Lacey looked like she wanted to unlock the glass cabinet and take a sledgehammer to a few porcelain cats. "God, Mom, did you take a bath in it?"

Lacey's mother had long black hair, longer than a mother's was supposed to be, girlishly flippable and ratted at the ends. She was loaded down with clumpy mascara and cheap gold chains that disappeared into her red camisoled cleavage, and bleary-eyed in a way I would have read as new-baby exhaustion, were it not for the smell.

"And can you cover that up?" Lacey flicked a hand at the sodden circles around her mother's nipples. "It's disgusting."

Lacey's mother pressed a palm to each of the wet spots. It was always unsettling when parents of a certain age produced a new offspring, its existence undeniable evidence of copulation. But Lacey's mother didn't need a baby to broadcast her message: This was a woman who had sex.

"Never get pregnant, girls," she said. "Motherhood turns you into a freaking cow."

"I love you, too," Lacey said dryly. Then, to me, "Upstairs."

"Girls," her mother said. "Girls! Girls!" It was like the word compelled her as much as we did. "Stay." The couch squeaked as she settled her weight. "Sit. Keep an old cow company. Tell her what it is to be young and free."

"No one forced you to procreate at your age," Lacey said.

"The stack of abortion pamphlets you left for me made your position on that very clear, darling." Then Lacey's mother threw back her head and laughed, a laugh so uncannily like Lacey's it was impossible to pretend they weren't related. "But if it weren't for little Jamie, I wouldn't have all this." Her hands flopped to her sides, lazily taking in the house, maybe the town, the life.

"You wouldn't have Big Jamie, either," Lacey said. "The horror."

A boozy stage whisper: "Lacey's a little jealous of her baby brother."

Lacey whispered back, loud. "Lacey can hear you."

"That's the problem with only children," her mother said. "No matter what you do, they end up as spoiled little bitches."

"That's right, Mom, you spoiled me.

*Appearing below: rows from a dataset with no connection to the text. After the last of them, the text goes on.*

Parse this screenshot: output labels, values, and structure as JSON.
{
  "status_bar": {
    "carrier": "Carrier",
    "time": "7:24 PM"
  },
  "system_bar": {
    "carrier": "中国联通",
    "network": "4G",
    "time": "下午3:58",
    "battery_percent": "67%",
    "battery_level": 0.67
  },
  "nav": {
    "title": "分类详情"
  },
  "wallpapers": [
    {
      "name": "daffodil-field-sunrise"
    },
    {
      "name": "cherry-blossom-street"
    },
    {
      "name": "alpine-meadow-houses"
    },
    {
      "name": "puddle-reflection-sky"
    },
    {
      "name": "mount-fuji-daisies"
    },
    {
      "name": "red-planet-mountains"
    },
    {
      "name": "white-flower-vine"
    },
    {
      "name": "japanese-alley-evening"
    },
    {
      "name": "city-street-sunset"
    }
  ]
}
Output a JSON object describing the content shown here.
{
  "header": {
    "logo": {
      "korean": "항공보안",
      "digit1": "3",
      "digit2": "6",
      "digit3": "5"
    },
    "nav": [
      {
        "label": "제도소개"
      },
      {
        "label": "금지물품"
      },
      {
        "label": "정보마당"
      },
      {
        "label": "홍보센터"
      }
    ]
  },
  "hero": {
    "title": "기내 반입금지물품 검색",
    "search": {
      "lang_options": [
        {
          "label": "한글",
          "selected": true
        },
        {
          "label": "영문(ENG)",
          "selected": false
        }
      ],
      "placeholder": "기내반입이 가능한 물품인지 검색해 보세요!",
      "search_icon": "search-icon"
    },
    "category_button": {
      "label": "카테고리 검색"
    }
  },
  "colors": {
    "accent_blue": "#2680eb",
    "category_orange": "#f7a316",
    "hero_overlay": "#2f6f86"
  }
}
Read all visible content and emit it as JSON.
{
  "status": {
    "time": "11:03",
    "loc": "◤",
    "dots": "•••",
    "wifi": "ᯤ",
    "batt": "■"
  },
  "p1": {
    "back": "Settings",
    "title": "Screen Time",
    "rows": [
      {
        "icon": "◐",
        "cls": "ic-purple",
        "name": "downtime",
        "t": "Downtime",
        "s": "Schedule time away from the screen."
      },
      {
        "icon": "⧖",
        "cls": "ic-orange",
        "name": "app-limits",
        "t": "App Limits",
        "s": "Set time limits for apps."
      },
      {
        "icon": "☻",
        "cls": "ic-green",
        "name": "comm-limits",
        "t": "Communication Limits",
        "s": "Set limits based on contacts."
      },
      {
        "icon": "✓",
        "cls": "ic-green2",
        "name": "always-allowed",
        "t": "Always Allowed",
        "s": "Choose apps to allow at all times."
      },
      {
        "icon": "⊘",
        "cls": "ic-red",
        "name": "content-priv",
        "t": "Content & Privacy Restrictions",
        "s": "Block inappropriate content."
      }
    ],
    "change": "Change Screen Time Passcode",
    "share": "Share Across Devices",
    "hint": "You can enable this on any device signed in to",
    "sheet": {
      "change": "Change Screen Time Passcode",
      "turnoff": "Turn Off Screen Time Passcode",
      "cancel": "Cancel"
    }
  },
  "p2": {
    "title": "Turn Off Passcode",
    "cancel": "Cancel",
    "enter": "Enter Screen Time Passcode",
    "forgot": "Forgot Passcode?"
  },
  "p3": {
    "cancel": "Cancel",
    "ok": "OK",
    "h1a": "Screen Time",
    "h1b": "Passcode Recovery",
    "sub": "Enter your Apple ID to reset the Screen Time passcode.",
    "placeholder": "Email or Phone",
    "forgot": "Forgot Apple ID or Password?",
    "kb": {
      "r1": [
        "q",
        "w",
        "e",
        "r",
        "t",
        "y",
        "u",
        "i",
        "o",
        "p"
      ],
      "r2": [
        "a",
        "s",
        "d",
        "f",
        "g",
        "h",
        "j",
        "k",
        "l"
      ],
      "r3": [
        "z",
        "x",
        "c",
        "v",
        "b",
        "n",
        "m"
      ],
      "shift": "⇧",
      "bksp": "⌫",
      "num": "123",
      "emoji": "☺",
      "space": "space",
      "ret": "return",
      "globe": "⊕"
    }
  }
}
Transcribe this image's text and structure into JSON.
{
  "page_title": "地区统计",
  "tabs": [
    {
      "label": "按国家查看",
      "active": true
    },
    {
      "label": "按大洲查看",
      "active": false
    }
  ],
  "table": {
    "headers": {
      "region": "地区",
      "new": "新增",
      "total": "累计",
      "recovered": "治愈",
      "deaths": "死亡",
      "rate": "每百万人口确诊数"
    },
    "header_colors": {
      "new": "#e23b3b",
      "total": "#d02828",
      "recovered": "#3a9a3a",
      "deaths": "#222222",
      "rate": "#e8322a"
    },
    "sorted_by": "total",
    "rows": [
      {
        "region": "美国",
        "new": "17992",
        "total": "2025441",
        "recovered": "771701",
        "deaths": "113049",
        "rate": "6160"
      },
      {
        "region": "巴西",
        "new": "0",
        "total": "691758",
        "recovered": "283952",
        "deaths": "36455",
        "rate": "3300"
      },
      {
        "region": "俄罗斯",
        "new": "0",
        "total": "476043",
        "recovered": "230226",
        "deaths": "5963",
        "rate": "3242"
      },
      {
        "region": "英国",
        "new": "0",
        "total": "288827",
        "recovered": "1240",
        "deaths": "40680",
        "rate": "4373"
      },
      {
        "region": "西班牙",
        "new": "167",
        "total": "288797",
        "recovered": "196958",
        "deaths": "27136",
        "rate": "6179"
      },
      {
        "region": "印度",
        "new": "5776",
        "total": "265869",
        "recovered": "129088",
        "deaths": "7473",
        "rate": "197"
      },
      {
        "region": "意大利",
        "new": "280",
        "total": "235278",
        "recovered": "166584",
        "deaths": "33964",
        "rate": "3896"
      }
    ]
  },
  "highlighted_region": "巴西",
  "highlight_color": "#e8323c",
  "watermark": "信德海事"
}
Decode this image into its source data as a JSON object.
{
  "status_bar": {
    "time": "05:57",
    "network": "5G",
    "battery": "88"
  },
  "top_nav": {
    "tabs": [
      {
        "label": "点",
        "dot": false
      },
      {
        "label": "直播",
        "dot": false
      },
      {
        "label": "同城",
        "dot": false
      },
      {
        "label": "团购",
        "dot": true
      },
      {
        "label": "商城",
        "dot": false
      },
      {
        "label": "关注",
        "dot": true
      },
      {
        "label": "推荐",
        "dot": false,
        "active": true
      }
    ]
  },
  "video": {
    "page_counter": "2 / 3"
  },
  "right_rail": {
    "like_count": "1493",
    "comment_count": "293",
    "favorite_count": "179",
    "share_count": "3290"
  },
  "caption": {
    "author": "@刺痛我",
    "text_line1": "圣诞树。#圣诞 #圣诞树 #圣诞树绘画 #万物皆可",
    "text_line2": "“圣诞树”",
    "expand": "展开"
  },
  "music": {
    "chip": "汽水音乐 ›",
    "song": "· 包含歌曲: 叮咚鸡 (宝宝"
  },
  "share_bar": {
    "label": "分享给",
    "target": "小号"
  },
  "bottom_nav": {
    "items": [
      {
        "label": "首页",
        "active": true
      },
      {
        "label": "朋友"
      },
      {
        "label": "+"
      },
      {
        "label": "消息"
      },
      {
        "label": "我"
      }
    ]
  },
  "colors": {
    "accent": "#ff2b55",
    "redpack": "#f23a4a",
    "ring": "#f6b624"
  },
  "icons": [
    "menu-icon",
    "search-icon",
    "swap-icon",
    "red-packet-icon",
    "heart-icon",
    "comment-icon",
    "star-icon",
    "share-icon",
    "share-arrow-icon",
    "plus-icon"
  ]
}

That's my problem."

"See?"

"Upstairs, Dex," Lacey said. "Now."

"Dex?" Her mother's voice flew to a heavenly register. "You're the famous Dex?"

That she had heard of me; that I was known. That I mattered, this was proof. When she told me again to sit, I obeyed.

Lacey, disgusted; Lacey, reconciled. She sat, too.

"So, what's she told you about me?" her mother asked.

I said nothing, which was true enough.

"Don't worry, I won't be offended. I know how it is with you girls. You think it's your job to hate your mothers."

"Nice work if you can get it," Lacey said.

"Didn't used to be that way, did it, Lace? Kid never wanted to leave my side. Would cry and hang onto my leg if I didn't take her out with me. So what did I do?"